I never knew celebrities could be so shallow and materialistic.

Nipplegate

On February 1, 2004, America and the world saw Janet Jackson’s nipple just as Justin Timberlake sang, “Gonna have you naked by the end of this song.”

I’m not exactly sure who was outraged by the sight of a covered breast, but that “nip slip” did far more harm than good. It got people talking about Janet Jackson, but with no album to release, the attention was for naught. Meanwhile, the incident all but guaranteed us watered-down halftime shows featuring the likes of Bruce Springsteen, The Who, and Paul McCartney.

The nipple wasn’t worth it. No nipple is worth that.

Who Wants To Marry A Millionaire

Who Wants To Marry A Millionaire was a one-time special from Fox in which, over the span of a two-hour broadcast, an unattractive millionaire with the name of a Boogie Night character (Rick Rockwell), married a money-grubbing whore (Darva Conger). Shockingly, the marriage didn’t last after it was discovered that Rockwell didn’t disclose a restraining order for domestic abuse and Conger proved to be just as whorish as everyone expected, but with the added imposition of asking for people’s sympathy.

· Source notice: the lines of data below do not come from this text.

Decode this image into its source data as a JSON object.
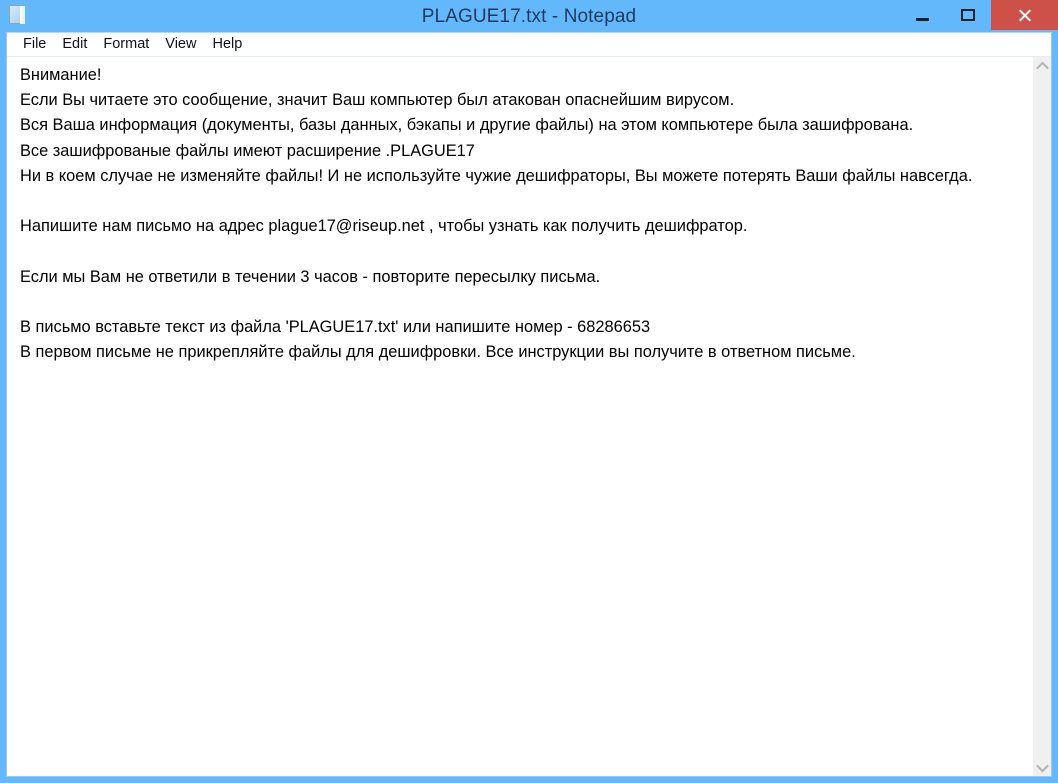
{
  "window": {
    "title": "PLAGUE17.txt - Notepad",
    "icon": "notepad-document-icon",
    "frame_color": "#63b8fb",
    "title_text_color": "#1f3a5f",
    "close_button_color": "#cd5049",
    "controls": {
      "minimize_label": "–",
      "maximize_label": "□",
      "close_label": "✕"
    }
  },
  "menubar": {
    "items": [
      {
        "label": "File"
      },
      {
        "label": "Edit"
      },
      {
        "label": "Format"
      },
      {
        "label": "View"
      },
      {
        "label": "Help"
      }
    ]
  },
  "document": {
    "filename": "PLAGUE17.txt",
    "contact_email": "plague17@riseup.net",
    "victim_id": "68286653",
    "extension": ".PLAGUE17",
    "response_hours": "3",
    "lines": [
      "Внимание!",
      "Если Вы читаете это сообщение, значит Ваш компьютер был атакован опаснейшим вирусом.",
      "Вся Ваша информация (документы, базы данных, бэкапы и другие файлы) на этом компьютере была зашифрована.",
      "Все зашифрованые файлы имеют расширение .PLAGUE17",
      "Ни в коем случае не изменяйте файлы! И не используйте чужие дешифраторы, Вы можете потерять Ваши файлы навсегда.",
      "",
      "Напишите нам письмо на адрес plague17@riseup.net , чтобы узнать как получить дешифратор.",
      "",
      "Если мы Вам не ответили в течении 3 часов - повторите пересылку письма.",
      "",
      "В письмо вставьте текст из файла 'PLAGUE17.txt' или напишите номер - 68286653",
      "В первом письме не прикрепляйте файлы для дешифровки. Все инструкции вы получите в ответном письме."
    ]
  },
  "scrollbar": {
    "up_arrow": "chevron-up-icon",
    "down_arrow": "chevron-down-icon"
  }
}
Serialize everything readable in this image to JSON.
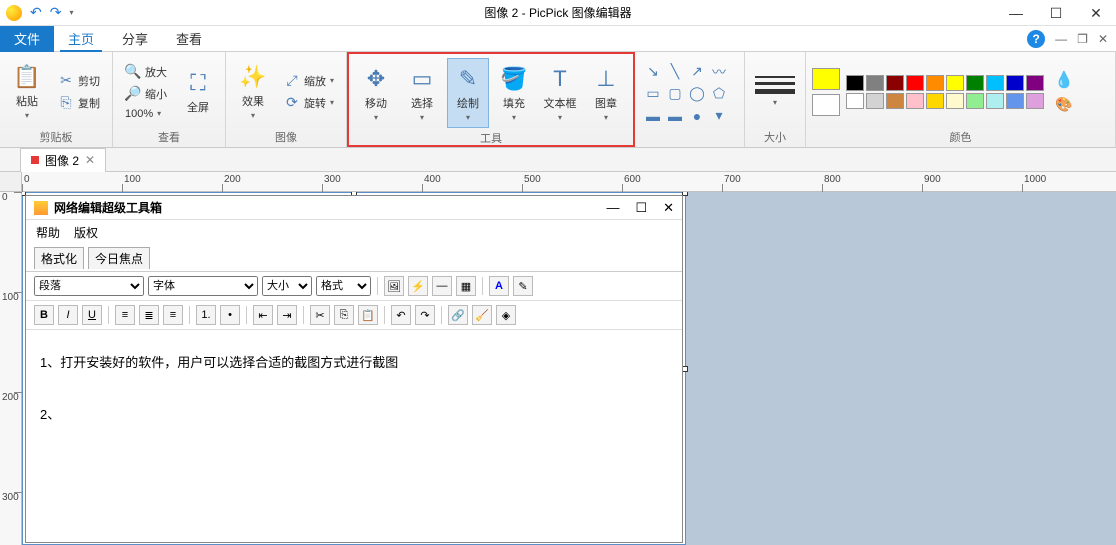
{
  "titlebar": {
    "title": "图像 2 - PicPick 图像编辑器"
  },
  "tabs": {
    "file": "文件",
    "home": "主页",
    "share": "分享",
    "view": "查看"
  },
  "ribbon": {
    "clipboard": {
      "label": "剪贴板",
      "paste": "粘贴",
      "cut": "剪切",
      "copy": "复制"
    },
    "viewgroup": {
      "label": "查看",
      "zoomin": "放大",
      "zoomout": "缩小",
      "zoom100": "100%",
      "fullscreen": "全屏"
    },
    "image": {
      "label": "图像",
      "effects": "效果",
      "resize": "缩放",
      "rotate": "旋转"
    },
    "tools": {
      "label": "工具",
      "move": "移动",
      "select": "选择",
      "draw": "绘制",
      "fill": "填充",
      "text": "文本框",
      "stamp": "图章"
    },
    "size": {
      "label": "大小"
    },
    "colors": {
      "label": "颜色"
    }
  },
  "doctab": {
    "name": "图像 2"
  },
  "ruler": {
    "hticks": [
      "0",
      "100",
      "200",
      "300",
      "400",
      "500",
      "600",
      "700",
      "800",
      "900",
      "1000"
    ],
    "vticks": [
      "0",
      "100",
      "200",
      "300"
    ]
  },
  "editor": {
    "title": "网络编辑超级工具箱",
    "menu_help": "帮助",
    "menu_copyright": "版权",
    "tab_format": "格式化",
    "tab_today": "今日焦点",
    "dd_paragraph": "段落",
    "dd_font": "字体",
    "dd_size": "大小",
    "dd_style": "格式",
    "content_line1": "1、打开安装好的软件，用户可以选择合适的截图方式进行截图",
    "content_line2": "2、"
  },
  "swatches_row1": [
    "#000000",
    "#808080",
    "#8b0000",
    "#ff0000",
    "#ff8c00",
    "#ffff00",
    "#008000",
    "#00bfff",
    "#0000cd",
    "#800080"
  ],
  "swatches_row2": [
    "#ffffff",
    "#d3d3d3",
    "#cd853f",
    "#ffc0cb",
    "#ffd700",
    "#fffacd",
    "#90ee90",
    "#afeeee",
    "#6495ed",
    "#dda0dd"
  ],
  "current_color1": "#ffff00",
  "current_color2": "#ffffff"
}
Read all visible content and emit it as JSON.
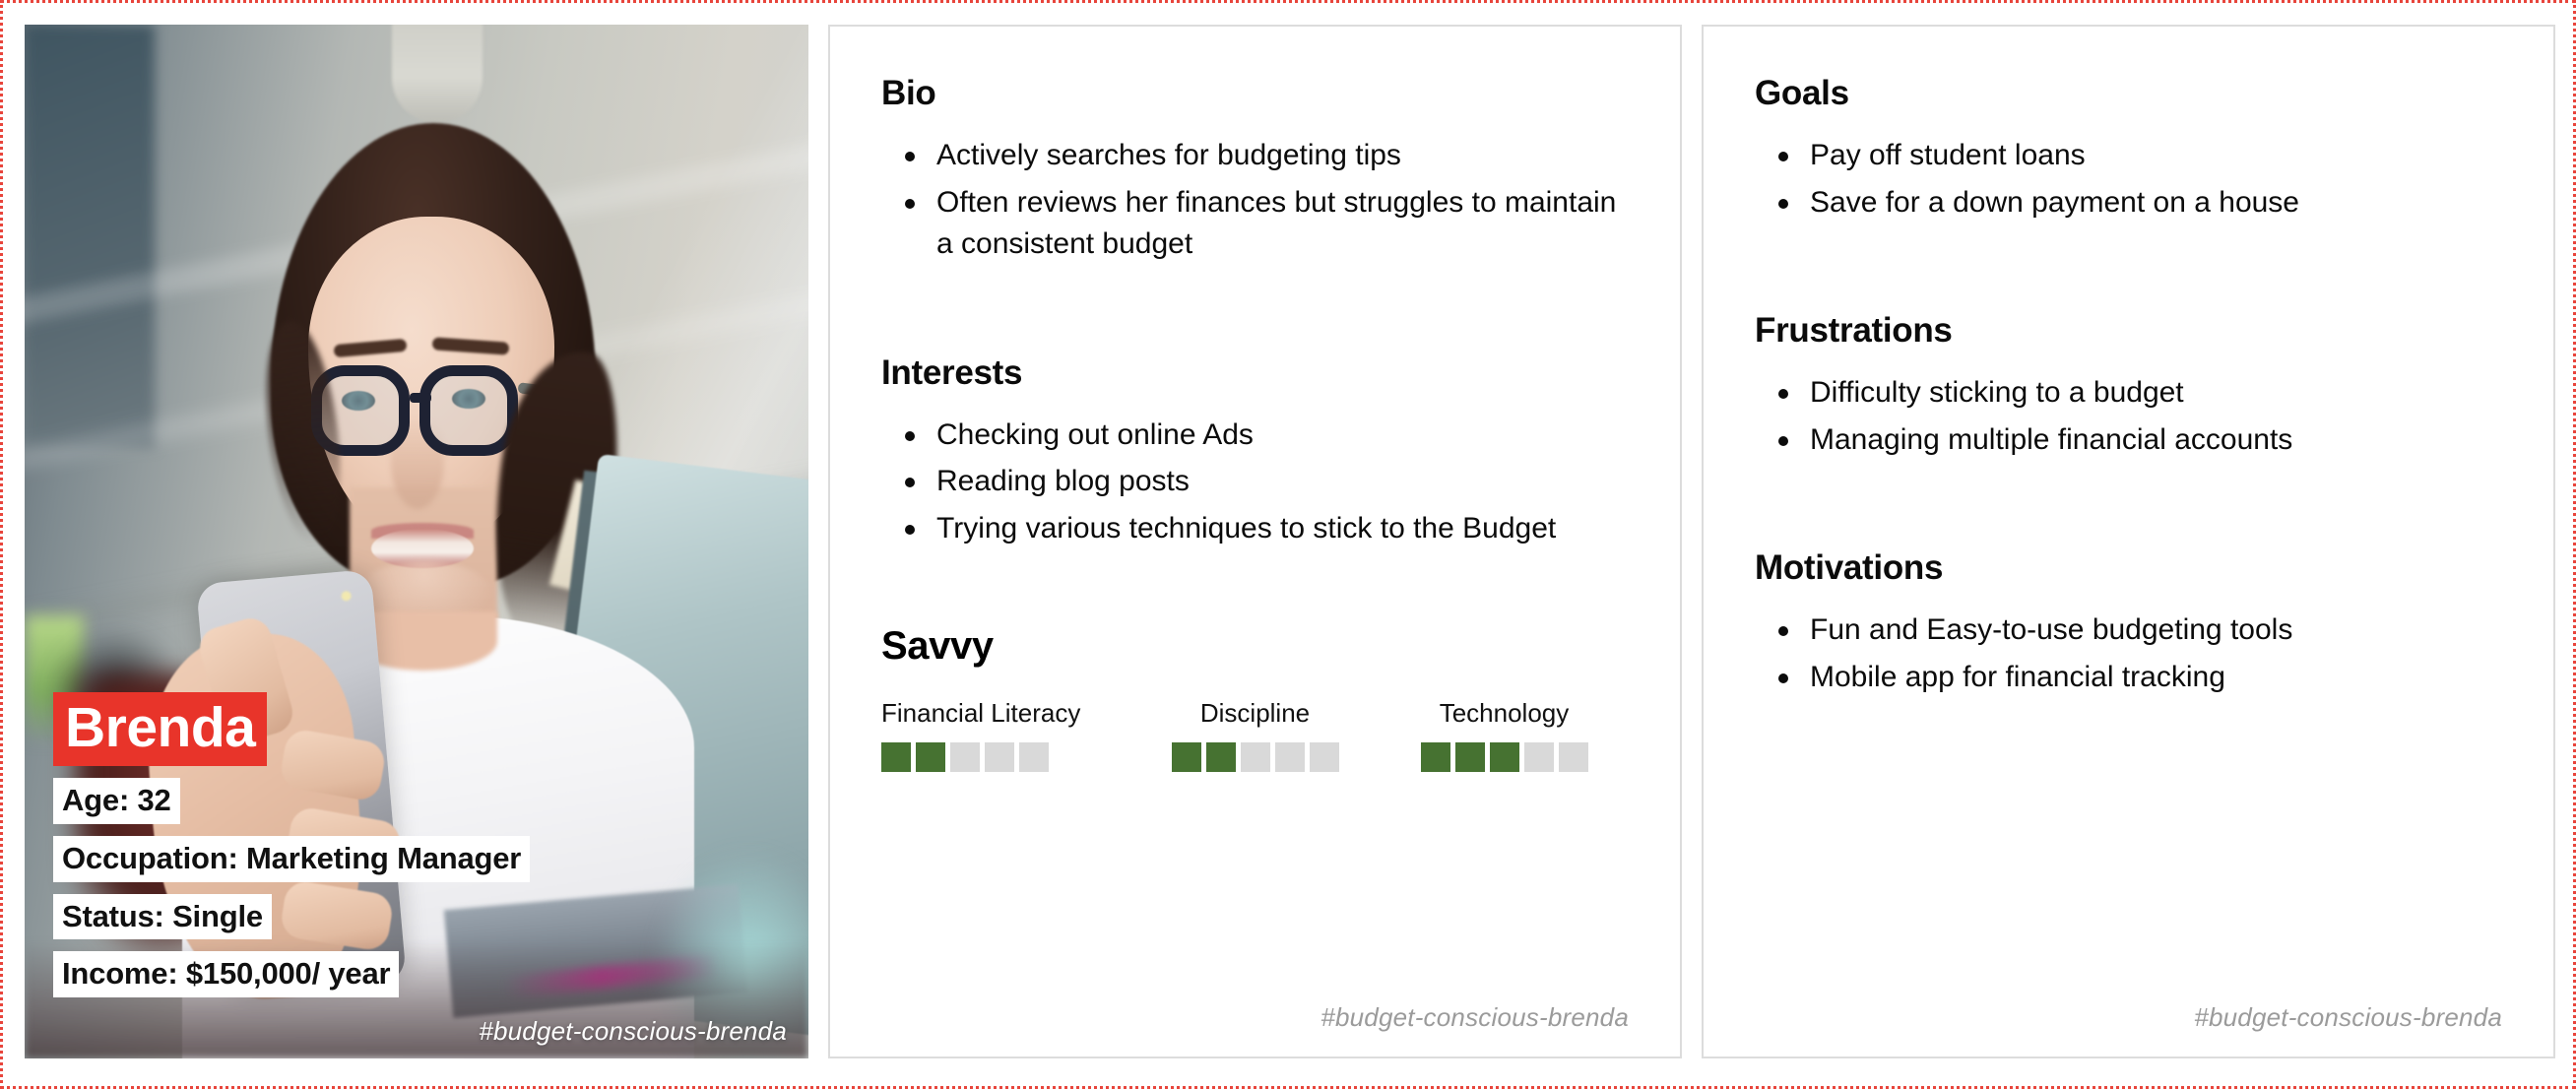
{
  "persona": {
    "name": "Brenda",
    "age_line": "Age: 32",
    "occupation_line": "Occupation: Marketing Manager",
    "status_line": "Status: Single",
    "income_line": "Income: $150,000/ year",
    "hashtag": "#budget-conscious-brenda",
    "accent_red": "#e8342a",
    "meter_on_color": "#467231",
    "meter_off_color": "#d9d9d9",
    "border_accent": "#e8453c"
  },
  "middle_card": {
    "bio": {
      "title": "Bio",
      "items": [
        "Actively searches for budgeting tips",
        "Often reviews her finances but struggles to maintain a consistent budget"
      ]
    },
    "interests": {
      "title": "Interests",
      "items": [
        "Checking out online Ads",
        "Reading blog posts",
        "Trying various techniques to stick to the Budget"
      ]
    },
    "savvy": {
      "title": "Savvy",
      "max": 5,
      "metrics": [
        {
          "label": "Financial Literacy",
          "value": 2
        },
        {
          "label": "Discipline",
          "value": 2
        },
        {
          "label": "Technology",
          "value": 3
        }
      ]
    },
    "footer_hashtag": "#budget-conscious-brenda"
  },
  "right_card": {
    "goals": {
      "title": "Goals",
      "items": [
        "Pay off student loans",
        "Save for a down payment on a house"
      ]
    },
    "frustrations": {
      "title": "Frustrations",
      "items": [
        "Difficulty sticking to a budget",
        "Managing multiple financial accounts"
      ]
    },
    "motivations": {
      "title": "Motivations",
      "items": [
        "Fun and Easy-to-use budgeting tools",
        "Mobile app for financial tracking"
      ]
    },
    "footer_hashtag": "#budget-conscious-brenda"
  }
}
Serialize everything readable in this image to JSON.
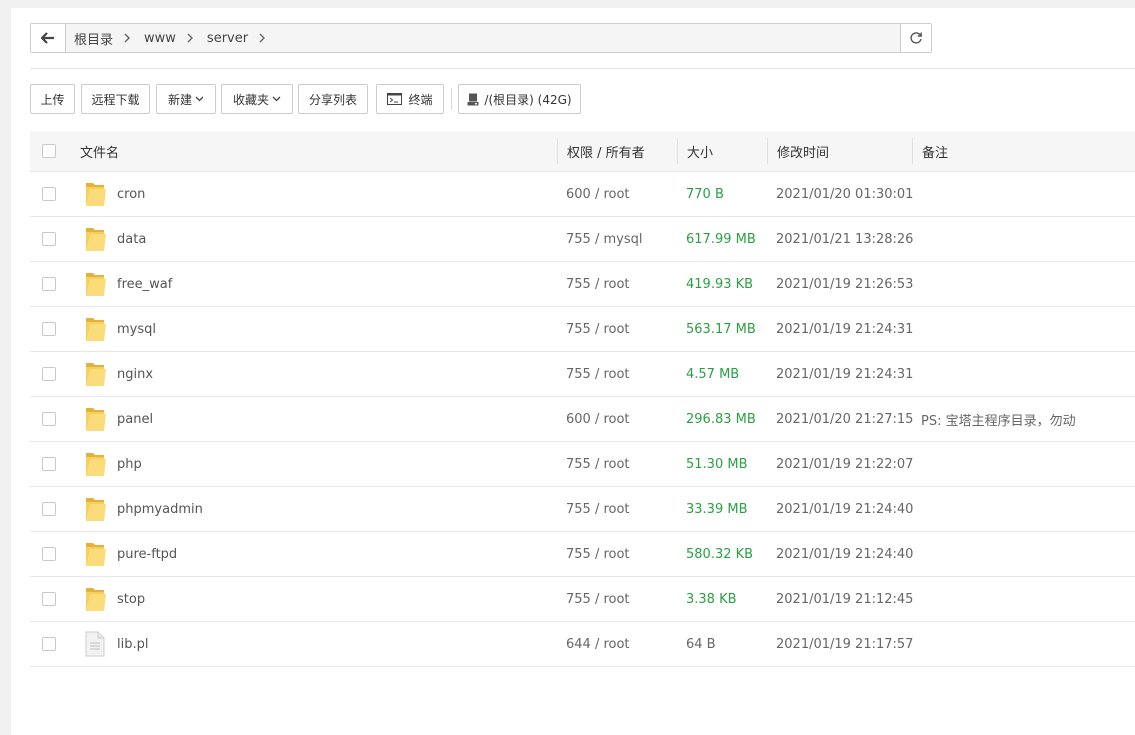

It was a show that left pretty much everyone feeling like idiots for both being involved in it and watching it.

Al Capone’s Vault

Geraldo Rivera, a man known for just being an all-around ass, helped nurture that reputation in April of 1986 when, on his syndicated talk show, he promised to unlock the secrets of Al Capone’s vault on live television. The show was stretched a painful two hours, and audiences were lured in with the siren call of riches or dead bodies… because mobsters keep dead bodies in their safes.

30 million people tuned into the hype machine, but when the door was cracked open, nothing was found but dust and a few bottles. Geraldo claimed that one of the bottles was used to hold moonshine. Because Geraldo can ID the former contents of a 60 year old bottle just by looking at it.

The broadcast was a total debacle and Geraldo’s already shaky reputation remains shaky to this day.